Even when Kate goes to market, a job she does alone, often times accompanied by her children, she feels the weight of prejudice. “I’m treated as if I didn’t know what I was doing each time I want to pull the trailer in. Men will ask me if I need help to reverse and unload! It makes me feel like people don’t think I’m capable and I always have to prove my worth as a woman. There is almost this expectancy for us to fail as women, because we are not supposed to be unloading the trailer. We’re supposed to stay home and take care of the children, but after a few trips they realised it was fine and I was capable of juggling the trailer, the calves and the unloading!

Even when a woman is represented in advertisement, it’s almost never a normal looking farmer. You never see rolls when she is sitting, you don’t see someone who looks like me: it’s always a petite, pretty, young, skinny, stereotypical woman.”

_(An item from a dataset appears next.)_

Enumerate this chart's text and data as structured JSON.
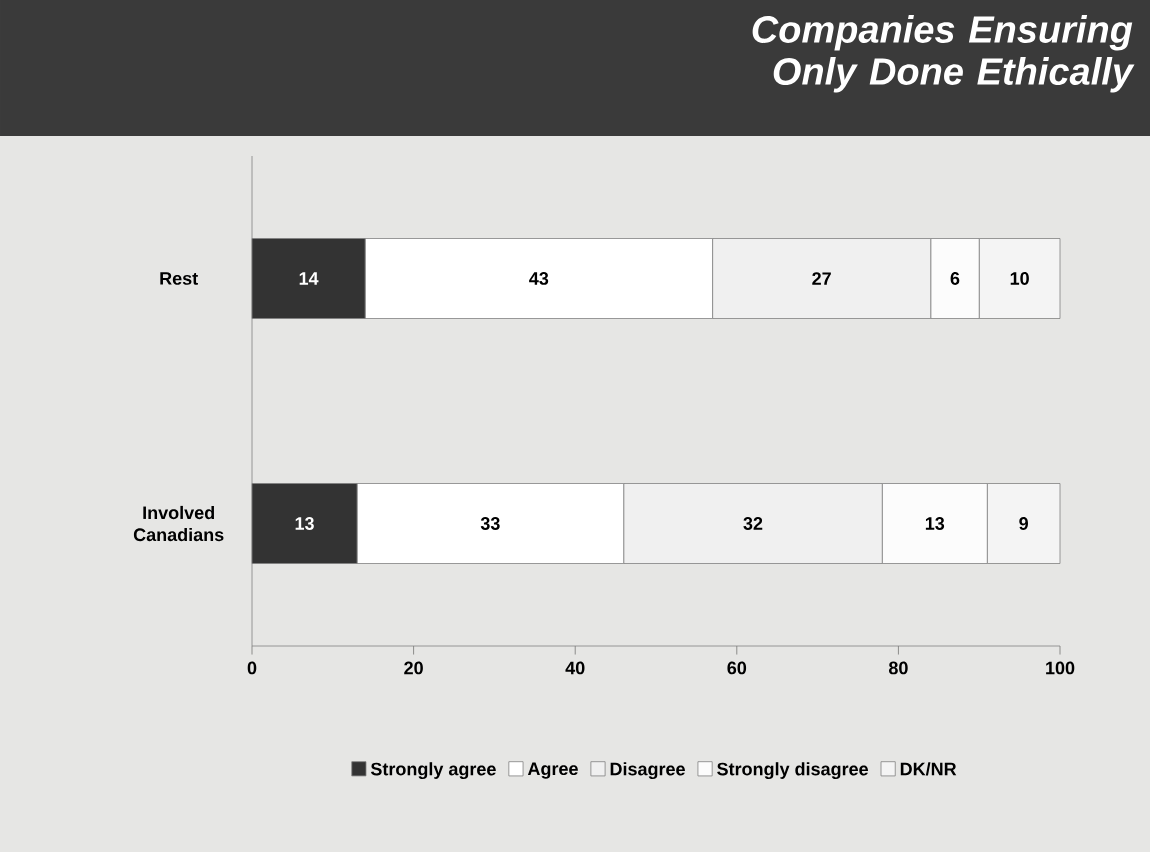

These stereotypes might frustrate Kate, but she is putting in the work to make sure the younger generations have (more realistic) role models. Very involved in her industry, she makes sure women are represented as much as possible: as vice chair for Arla in her local district; part of the national women in dairy group; through her work with children’s primary schools, making sure to include children in the farm and, just recently, through her election into the British cattle breeders group as a committee member.

Women in Ag Award winner

Luckily, Kate fiercely believes in herself and is setting an example for all girls and young women who want to start a career in agriculture. She was rewarded for this by receiving the Women in Ag Award at Agritechnica in November, proving she’s not the only one believing in herself: it was New Holland who entered her nomination for the award. “Alice (Brignani, red.) rang me in April to tell me there was an award, and I wasn’t sure I wanted to do it but she asked if she could fill in my profile and I said yes. Then I didn’t hear anything from it for a few months and had forgotten all about it, until half term.”

“I remember I was out hunting with my daughter and my phone rang: it was Alice to tell me I won! I would’ve never believed I had a chance at winning because we are so small, we are at the bottom of Cornwall, I didn’t think what I did was that significant but it is mind blowing that I got picked! My farm is like my fourth child, it’s always a big part of me and I didn’t look at what I’m doing as doing anything different.”

When asked if she has a message for young women in the industry, Kate’s advice is not to let anyone discourage you. “Believe in yourself and go kick ass! Farming is very hard, but if you really want to do it and put in the work, you shouldn’t let anyone stop you.”

“As women, we put huge pressure on ourselves every day to be a better wife, a better mum, a better person and it is a challenge each day to swing your legs out of bed, get out and face the world. But I have found that pressure or challenge has moulded me into a determined, self motivated woman – some might argue too strong and determined (laughs). Don’t get me wrong, I find it a huge struggle some days to juggle children and the farm and I very often neglect my own needs to make sure they are happy, but I love it. All of it.”


Katie Hoare is a forty year old dairy farmer and mother of three children (13,12 and 8) from Cornwall, UK. She and her husband run the tenancy dairy farm Trenance Dairy in the village of Tideford, south east Cornwall. The 214 acres farm houses a herd of one hundred Friesian cross cows and heifers, reared by Kate herself. The family also have five dogs, chickens and eight horses and ponies, making sure life is never dull.